Outgoing Governor Uses Executive Clemency Powers to Empty Death Row

Outgoing Governor Kate Brown will commute the sentences of Oregon’s remaining death row inmates and dismantle the execution chamber in an effort to effectively end capital punishment in the state, she announced Tuesday.

Brown said she will commute the sentences of 17 individuals on death row to life in prison without the possibility of parole, effective Wednesday.

“Since taking office in 2015, I have continued Oregon’s moratorium on executions because the death penalty is both dysfunctional and immoral,” she said in a press release. “I am commuting Oregon’s death row so that we will no longer have anyone serving a sentence of death and facing execution in this state. This is a value that many Oregonians share.”

Brown said she has long believed that justice is not served by capital punishment, and “the state should not be in the business of executing people — even if a terrible crime placed them in prison.”

Brown acknowledged that this round of commutations is “not based on any rehabilitative efforts by the individuals on death row.”

“Instead, it reflects the recognition that the death penalty is immoral,” she said. “It is an irreversible punishment that does not allow for correction; is wasteful of taxpayer dollars; does not make communities safer; and cannot be and never has been administered fairly and equitably.”

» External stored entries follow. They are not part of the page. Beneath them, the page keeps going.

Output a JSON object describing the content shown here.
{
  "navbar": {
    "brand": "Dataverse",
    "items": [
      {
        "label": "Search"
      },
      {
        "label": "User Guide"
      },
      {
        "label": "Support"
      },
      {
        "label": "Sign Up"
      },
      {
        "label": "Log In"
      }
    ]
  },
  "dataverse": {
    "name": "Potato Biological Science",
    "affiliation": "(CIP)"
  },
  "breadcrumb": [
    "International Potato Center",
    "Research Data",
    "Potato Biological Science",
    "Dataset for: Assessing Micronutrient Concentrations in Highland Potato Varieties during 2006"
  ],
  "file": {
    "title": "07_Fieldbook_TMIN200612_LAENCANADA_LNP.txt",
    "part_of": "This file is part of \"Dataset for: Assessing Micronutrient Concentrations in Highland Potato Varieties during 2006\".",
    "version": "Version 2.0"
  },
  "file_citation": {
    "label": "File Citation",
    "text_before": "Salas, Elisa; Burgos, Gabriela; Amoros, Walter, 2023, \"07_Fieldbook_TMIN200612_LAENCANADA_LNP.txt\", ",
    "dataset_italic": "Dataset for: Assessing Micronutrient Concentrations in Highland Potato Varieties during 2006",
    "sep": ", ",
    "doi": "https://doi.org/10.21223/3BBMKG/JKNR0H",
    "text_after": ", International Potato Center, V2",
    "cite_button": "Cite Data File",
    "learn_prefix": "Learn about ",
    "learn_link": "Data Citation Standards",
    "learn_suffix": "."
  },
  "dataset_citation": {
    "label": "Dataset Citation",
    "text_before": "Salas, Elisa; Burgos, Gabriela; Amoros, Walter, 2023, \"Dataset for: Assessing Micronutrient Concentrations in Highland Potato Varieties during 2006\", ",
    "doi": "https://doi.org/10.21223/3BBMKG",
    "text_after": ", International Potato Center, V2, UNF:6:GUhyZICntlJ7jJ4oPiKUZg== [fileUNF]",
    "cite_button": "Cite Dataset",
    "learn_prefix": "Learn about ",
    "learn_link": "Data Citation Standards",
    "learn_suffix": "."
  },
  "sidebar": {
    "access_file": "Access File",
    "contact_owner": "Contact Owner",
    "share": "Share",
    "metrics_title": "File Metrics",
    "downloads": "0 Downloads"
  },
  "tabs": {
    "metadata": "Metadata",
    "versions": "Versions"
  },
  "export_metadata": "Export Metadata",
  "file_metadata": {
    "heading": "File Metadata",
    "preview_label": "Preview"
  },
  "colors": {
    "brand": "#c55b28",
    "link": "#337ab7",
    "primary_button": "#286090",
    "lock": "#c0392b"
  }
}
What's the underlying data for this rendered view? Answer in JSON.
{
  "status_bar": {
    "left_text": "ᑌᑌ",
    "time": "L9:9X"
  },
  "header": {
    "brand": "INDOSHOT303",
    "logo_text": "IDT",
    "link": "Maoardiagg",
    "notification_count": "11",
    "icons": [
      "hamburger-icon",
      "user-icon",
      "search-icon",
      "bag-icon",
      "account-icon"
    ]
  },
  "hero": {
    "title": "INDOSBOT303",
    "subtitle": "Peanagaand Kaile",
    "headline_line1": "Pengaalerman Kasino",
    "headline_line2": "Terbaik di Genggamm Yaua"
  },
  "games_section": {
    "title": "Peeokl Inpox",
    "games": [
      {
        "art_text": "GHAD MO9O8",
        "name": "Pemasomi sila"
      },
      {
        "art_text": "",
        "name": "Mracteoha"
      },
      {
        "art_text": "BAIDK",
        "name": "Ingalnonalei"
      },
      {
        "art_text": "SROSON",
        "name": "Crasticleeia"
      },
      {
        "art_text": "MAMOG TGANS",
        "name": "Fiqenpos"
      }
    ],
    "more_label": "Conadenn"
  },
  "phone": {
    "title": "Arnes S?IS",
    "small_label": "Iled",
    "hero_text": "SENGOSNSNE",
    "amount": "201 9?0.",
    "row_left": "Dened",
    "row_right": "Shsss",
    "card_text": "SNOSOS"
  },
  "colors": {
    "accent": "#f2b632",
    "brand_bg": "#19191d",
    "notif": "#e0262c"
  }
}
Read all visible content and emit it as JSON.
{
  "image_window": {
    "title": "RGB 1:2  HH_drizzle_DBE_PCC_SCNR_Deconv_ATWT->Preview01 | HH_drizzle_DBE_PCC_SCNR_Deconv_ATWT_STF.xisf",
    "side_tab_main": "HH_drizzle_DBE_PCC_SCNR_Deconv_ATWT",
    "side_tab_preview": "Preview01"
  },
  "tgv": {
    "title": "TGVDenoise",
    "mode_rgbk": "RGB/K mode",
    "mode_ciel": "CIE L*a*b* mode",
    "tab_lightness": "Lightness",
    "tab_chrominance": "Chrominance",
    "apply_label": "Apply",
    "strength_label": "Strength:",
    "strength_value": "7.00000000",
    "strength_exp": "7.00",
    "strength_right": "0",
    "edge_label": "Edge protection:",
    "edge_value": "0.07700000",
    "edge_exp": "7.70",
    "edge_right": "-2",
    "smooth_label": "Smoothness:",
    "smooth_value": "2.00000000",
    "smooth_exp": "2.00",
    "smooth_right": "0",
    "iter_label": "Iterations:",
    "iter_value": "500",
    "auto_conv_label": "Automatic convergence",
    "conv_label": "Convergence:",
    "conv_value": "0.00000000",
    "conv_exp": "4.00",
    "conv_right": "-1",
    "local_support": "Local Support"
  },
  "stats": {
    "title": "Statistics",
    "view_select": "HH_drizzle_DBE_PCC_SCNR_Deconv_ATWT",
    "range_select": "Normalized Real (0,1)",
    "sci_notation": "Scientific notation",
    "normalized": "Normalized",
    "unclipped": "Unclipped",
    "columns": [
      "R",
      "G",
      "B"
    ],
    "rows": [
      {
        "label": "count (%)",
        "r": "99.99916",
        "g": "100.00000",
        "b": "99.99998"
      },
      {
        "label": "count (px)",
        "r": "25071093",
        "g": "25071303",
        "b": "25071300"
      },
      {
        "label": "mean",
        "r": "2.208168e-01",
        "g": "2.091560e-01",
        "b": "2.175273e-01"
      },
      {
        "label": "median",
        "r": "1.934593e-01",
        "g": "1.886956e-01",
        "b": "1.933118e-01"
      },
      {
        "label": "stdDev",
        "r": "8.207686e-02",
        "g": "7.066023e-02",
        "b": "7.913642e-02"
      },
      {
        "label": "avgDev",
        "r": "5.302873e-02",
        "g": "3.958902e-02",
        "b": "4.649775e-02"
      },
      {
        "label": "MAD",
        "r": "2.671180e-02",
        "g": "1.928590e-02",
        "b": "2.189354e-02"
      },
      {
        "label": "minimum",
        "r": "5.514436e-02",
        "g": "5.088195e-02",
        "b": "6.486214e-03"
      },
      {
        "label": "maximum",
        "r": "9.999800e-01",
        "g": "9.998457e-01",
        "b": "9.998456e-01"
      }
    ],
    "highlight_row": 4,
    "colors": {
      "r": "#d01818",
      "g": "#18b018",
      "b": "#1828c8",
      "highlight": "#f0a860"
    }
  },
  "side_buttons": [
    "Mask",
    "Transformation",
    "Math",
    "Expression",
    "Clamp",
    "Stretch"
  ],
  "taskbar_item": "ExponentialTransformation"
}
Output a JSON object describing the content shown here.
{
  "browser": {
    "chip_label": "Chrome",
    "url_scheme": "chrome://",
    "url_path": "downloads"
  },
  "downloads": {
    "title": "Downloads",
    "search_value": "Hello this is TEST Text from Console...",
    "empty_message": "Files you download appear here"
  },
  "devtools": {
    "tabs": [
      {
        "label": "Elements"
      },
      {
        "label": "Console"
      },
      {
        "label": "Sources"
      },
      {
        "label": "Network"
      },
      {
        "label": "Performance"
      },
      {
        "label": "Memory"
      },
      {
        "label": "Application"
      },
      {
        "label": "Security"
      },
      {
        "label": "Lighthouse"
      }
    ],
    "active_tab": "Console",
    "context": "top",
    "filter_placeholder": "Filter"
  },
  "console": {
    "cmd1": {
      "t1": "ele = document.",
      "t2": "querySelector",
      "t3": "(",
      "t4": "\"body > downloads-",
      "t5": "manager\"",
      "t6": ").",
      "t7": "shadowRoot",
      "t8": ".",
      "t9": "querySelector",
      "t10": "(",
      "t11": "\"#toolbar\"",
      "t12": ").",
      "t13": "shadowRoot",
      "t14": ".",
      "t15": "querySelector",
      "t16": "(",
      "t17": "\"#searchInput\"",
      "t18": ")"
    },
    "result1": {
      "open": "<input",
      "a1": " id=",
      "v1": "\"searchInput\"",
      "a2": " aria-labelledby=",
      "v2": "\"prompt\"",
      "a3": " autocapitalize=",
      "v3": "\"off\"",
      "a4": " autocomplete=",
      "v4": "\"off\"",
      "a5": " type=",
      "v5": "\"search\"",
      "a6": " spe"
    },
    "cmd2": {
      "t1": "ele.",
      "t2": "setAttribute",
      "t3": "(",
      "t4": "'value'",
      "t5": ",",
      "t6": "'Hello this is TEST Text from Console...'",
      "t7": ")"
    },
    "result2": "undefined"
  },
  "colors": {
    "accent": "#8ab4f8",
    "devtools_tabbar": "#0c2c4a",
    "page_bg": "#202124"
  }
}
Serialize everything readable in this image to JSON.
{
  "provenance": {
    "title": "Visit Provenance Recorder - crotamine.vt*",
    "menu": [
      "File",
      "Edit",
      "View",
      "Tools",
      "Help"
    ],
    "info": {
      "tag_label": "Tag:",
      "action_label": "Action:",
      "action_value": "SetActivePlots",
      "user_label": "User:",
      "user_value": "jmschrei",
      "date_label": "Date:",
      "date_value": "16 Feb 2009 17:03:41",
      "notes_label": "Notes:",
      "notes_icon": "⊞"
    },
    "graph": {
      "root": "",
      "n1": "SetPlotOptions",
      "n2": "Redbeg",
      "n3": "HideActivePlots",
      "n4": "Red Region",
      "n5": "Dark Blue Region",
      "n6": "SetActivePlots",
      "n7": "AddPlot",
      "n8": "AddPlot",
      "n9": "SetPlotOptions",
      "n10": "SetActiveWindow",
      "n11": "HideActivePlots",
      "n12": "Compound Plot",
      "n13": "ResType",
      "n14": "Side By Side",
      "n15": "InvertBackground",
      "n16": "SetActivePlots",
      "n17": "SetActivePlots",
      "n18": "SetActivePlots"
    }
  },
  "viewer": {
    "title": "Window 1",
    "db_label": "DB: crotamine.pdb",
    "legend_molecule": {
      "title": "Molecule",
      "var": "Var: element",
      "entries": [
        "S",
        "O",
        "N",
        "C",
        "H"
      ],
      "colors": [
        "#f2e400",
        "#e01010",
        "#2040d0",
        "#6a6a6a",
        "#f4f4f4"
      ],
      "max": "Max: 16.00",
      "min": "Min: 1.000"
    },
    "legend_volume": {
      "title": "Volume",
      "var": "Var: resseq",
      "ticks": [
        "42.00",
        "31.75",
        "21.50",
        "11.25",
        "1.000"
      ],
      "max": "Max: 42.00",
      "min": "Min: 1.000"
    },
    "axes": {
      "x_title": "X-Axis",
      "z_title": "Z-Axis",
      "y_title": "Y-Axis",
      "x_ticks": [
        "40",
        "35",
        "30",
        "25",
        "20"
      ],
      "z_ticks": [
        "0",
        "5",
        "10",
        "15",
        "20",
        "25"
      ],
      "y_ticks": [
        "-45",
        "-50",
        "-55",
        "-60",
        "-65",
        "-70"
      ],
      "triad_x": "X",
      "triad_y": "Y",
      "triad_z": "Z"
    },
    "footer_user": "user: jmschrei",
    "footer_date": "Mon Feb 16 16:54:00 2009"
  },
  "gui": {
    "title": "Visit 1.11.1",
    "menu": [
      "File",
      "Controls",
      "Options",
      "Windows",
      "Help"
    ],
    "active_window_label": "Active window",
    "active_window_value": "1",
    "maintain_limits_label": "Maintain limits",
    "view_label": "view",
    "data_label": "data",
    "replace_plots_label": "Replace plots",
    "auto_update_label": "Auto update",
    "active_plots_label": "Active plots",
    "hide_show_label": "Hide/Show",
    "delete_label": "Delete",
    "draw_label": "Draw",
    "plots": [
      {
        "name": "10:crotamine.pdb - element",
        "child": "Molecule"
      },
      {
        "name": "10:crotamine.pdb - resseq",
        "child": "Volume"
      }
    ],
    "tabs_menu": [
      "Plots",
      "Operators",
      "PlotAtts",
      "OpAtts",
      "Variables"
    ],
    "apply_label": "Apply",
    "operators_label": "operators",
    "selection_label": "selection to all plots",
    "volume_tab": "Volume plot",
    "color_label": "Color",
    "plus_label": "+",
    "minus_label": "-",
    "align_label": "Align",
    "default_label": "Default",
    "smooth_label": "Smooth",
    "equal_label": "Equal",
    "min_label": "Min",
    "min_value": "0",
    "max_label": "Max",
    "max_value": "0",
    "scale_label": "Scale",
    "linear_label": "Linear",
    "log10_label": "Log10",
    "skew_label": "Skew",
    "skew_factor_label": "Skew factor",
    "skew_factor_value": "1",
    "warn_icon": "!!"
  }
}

Republicans were quick to blast Brown’s announcement, as they have done to other clemency decisions she has made.

“Did the people of Oregon vote to end the death penalty?” Senate Minority Leader Tim Knopp, R-Bend, said in a statement. “I don’t recall that happening. This is another example of the Governor and the Democrats not abiding by the wishes of Oregonians. Even in the final days of her term, Brown continues to disrespect victims of the most violent crimes.”

Knopp said Brown has used her executive authority to pardon or commute more sentences than any other governor in the state’s history and more than all of Oregon’s governors from the last 50 years combined.

House Minority Leader Vikki Breese-Iverson, R-Prineville, also criticized Brown for taking drastic action she claims showed a “lack of responsible judgment” — just 27 days before leaving office.

“Governor Brown has once again taken executive action with zero input from Oregonians and the legislature,” Breese-Iverson said in a statement. “Oregon has not executed an individual since 1997 and has only executed two criminals since voters adopted the death penalty in 1984.

“Her decisions do not consider the impact the victims and families will suffer in the months and years to come. Democrats have consistently chosen criminals over victims.”

Previously abolished by voters in 1964 following the gas chamber execution of Leroy Sanford McGahuey, the death penalty was reinstated by voters 20 years later with the passage of Measure 6.

Since then, the state has executed two men by lethal injection, both of whom had been convicted of multiple homicides: Douglas Franklin Wright in September 1996 and Harry Charles Moore in May 1997.

Both of those executions were carried out under the authority of Governor John Kitzhaber, who announced a moratorium on the practice in 2011, which was later affirmed and continued by his successor, Kate Brown.